Scotsman James MacMillan is one of the country's leading composers of modern music.
He burst on the scene at the Proms 12 years ago with his ground- breaking Confession of Isobel Gowdie.
Two years later came the percussion concerto Veni, Veni Emmanuel which helped propel Evelyn Glennie to international stardom and which has become a concert classic.
Since then MacMillan has written symphonies, concerti, operas and much choral music which has been performed all round the world. He also conducts internationally. Much of MacMillan's music is fuelled by personal conviction. He is a devout catholic and pluralist.
The South Bank Show has spent a year with MacMillan to make a programme about the music and the man. We sit in on a major MacMillan recording with the BBC Philharmonic in Manchester, join him as he works on his latest composition in a Glasgow studio and collaborates with Royal Ballet Choreographer Christopher Wheeldon and ballet diva Darcey Bussell as one of his orchestral pieces becomes a ballet.
We explore MacMillan's childhood, revisiting with him the Ayrshire mining village where his musical gift first became apparent.
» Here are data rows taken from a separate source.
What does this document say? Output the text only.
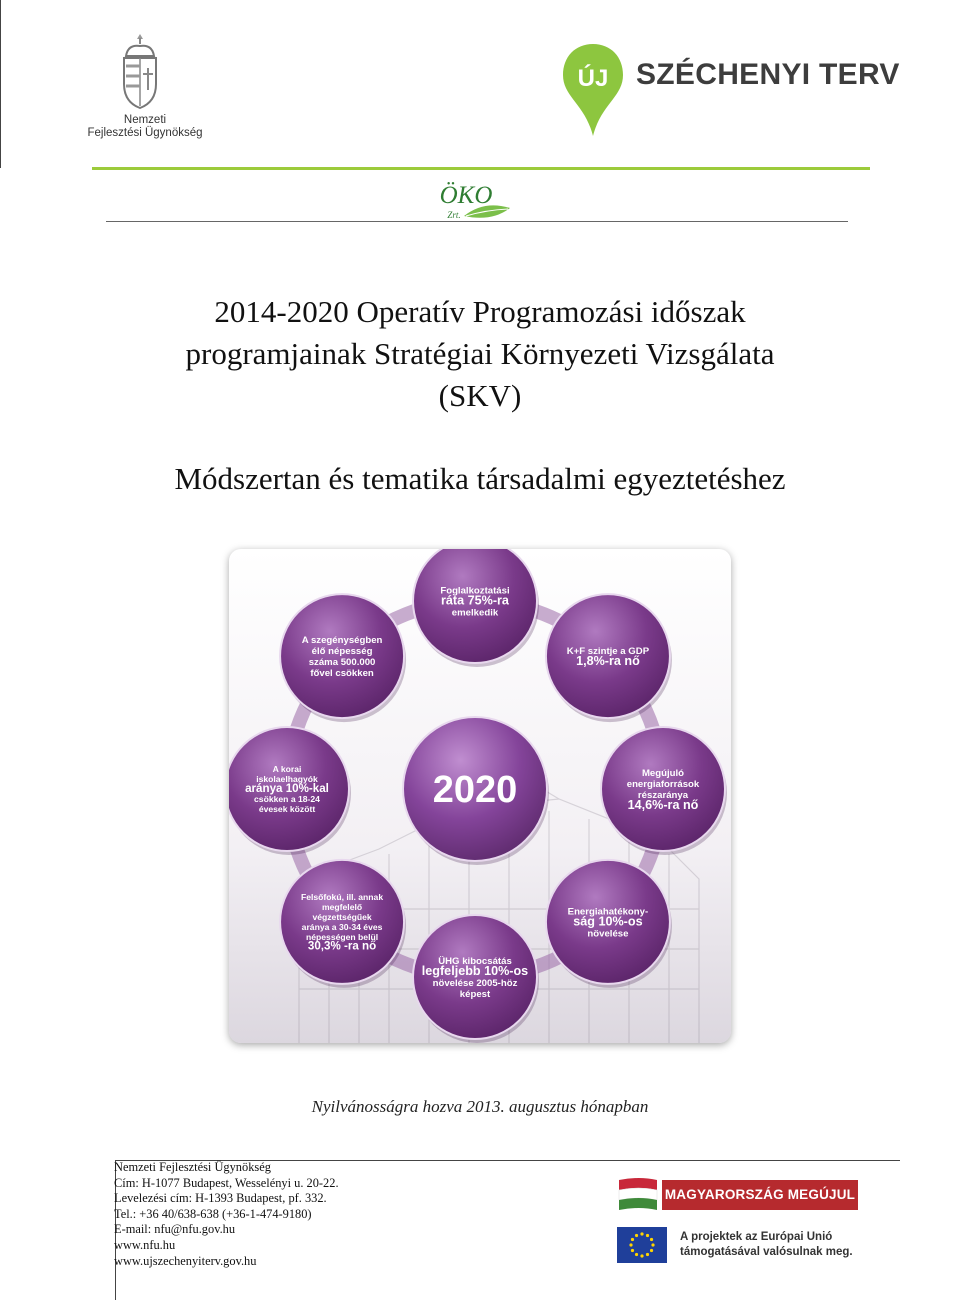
Nemzeti
Fejlesztési Ügynökség
ÚJ SZÉCHENYI TERV
ÖKO
Zrt.
2014-2020 Operatív Programozási időszak
programjainak Stratégiai Környezeti Vizsgálata
(SKV)
Módszertan és tematika társadalmi egyeztetéshez
Foglalkoztatási
ráta 75%-ra
emelkedik
K+F szintje a GDP
1,8%-ra nő
Megújuló
energiaforrások
részaránya
14,6%-ra nő
Energiahatékony-
ság 10%-os
növelése
ÜHG kibocsátás
legfeljebb 10%-os
növelése 2005-höz
képest
Felsőfokú, ill. annak
megfelelő
végzettségűek
aránya a 30-34 éves
népességen belül
30,3% -ra nő
A korai
iskolaelhagyók
aránya 10%-kal
csökken a 18-24
évesek között
A szegénységben
élő népesség
száma 500.000
fővel csökken
2020
Nyilvánosságra hozva 2013. augusztus hónapban
Nemzeti Fejlesztési Ügynökség
Cím: H-1077 Budapest, Wesselényi u. 20-22.
Levelezési cím: H-1393 Budapest, pf. 332.
Tel.: +36 40/638-638 (+36-1-474-9180)
E-mail: nfu@nfu.gov.hu
www.nfu.hu
www.ujszechenyiterv.gov.hu
MAGYARORSZÁG MEGÚJUL
A projektek az Európai Unió
támogatásával valósulnak meg.
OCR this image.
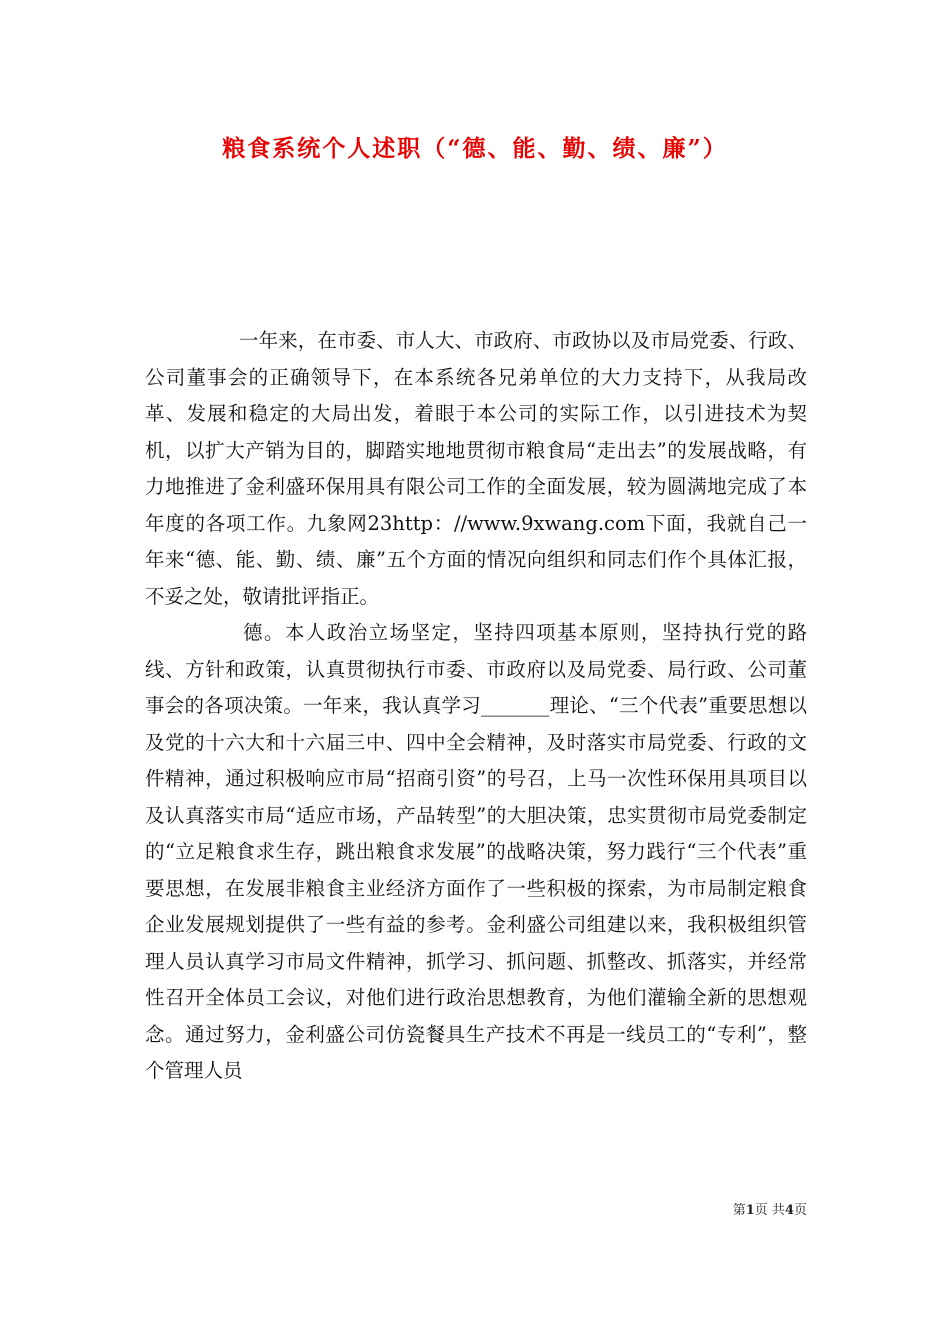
粮食系统个人述职（“德、能、勤、绩、廉”）

一年来，在市委、市人大、市政府、市政协以及市局党委、行政、公司董事会的正确领导下，在本系统各兄弟单位的大力支持下，从我局改革、发展和稳定的大局出发，着眼于本公司的实际工作，以引进技术为契机，以扩大产销为目的，脚踏实地地贯彻市粮食局“走出去”的发展战略，有力地推进了金利盛环保用具有限公司工作的全面发展，较为圆满地完成了本年度的各项工作。九象网23http：//www.9xwang.com下面，我就自己一年来“德、能、勤、绩、廉”五个方面的情况向组织和同志们作个具体汇报，不妥之处，敬请批评指正。

德。本人政治立场坚定，坚持四项基本原则，坚持执行党的路线、方针和政策，认真贯彻执行市委、市政府以及局党委、局行政、公司董事会的各项决策。一年来，我认真学习_______理论、“三个代表”重要思想以及党的十六大和十六届三中、四中全会精神，及时落实市局党委、行政的文件精神，通过积极响应市局“招商引资”的号召，上马一次性环保用具项目以及认真落实市局“适应市场，产品转型”的大胆决策，忠实贯彻市局党委制定的“立足粮食求生存，跳出粮食求发展”的战略决策，努力践行“三个代表”重要思想，在发展非粮食主业经济方面作了一些积极的探索，为市局制定粮食企业发展规划提供了一些有益的参考。金利盛公司组建以来，我积极组织管理人员认真学习市局文件精神，抓学习、抓问题、抓整改、抓落实，并经常性召开全体员工会议，对他们进行政治思想教育，为他们灌输全新的思想观念。通过努力，金利盛公司仿瓷餐具生产技术不再是一线员工的“专利”，整个管理人员

第1页 共4页
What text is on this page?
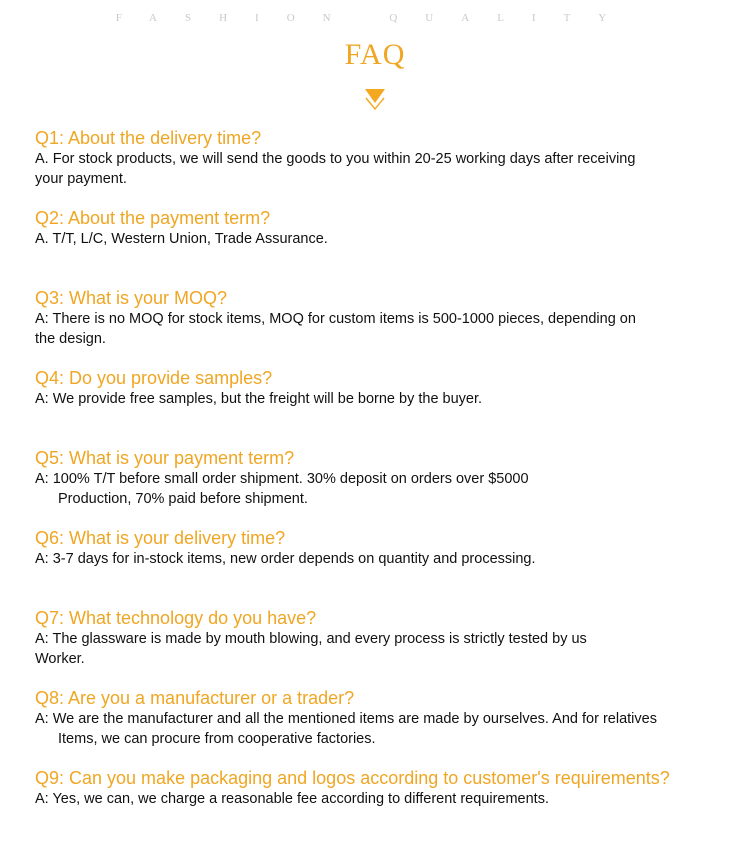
FASHION QUALITY
FAQ
Q1: About the delivery time?
A. For stock products, we will send the goods to you within 20-25 working days after receiving
your payment.
Q2: About the payment term?
A. T/T, L/C, Western Union, Trade Assurance.
Q3: What is your MOQ?
A: There is no MOQ for stock items, MOQ for custom items is 500-1000 pieces, depending on
the design.
Q4: Do you provide samples?
A: We provide free samples, but the freight will be borne by the buyer.
Q5: What is your payment term?
A: 100% T/T before small order shipment. 30% deposit on orders over $5000
Production, 70% paid before shipment.
Q6: What is your delivery time?
A: 3-7 days for in-stock items, new order depends on quantity and processing.
Q7: What technology do you have?
A: The glassware is made by mouth blowing, and every process is strictly tested by us
Worker.
Q8: Are you a manufacturer or a trader?
A: We are the manufacturer and all the mentioned items are made by ourselves. And for relatives
Items, we can procure from cooperative factories.
Q9: Can you make packaging and logos according to customer's requirements?
A: Yes, we can, we charge a reasonable fee according to different requirements.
We go with him to Pluscarden Monastery in the Highlands and to Iona to explore the connections between his faith and his music and the influence of Celtic music on his.
In Glasgow we go with him to see his beloved Celtic play and attend a private family party where everyone sings and plays traditional music.
MacMiIlan talks in depth with Melvyn Bragg about his music and his life, and about the incident which brought him into the headlines three years ago when, at the Edinburgh festival, he challenged his native country to tackle the issue of prejudice against Catholics, an incendiary issue in Scotland.
Throughout the programme, we hear MacMillan's music, sometimes difficult and uncompromising, often beguiling and accessible, always passionate and honest.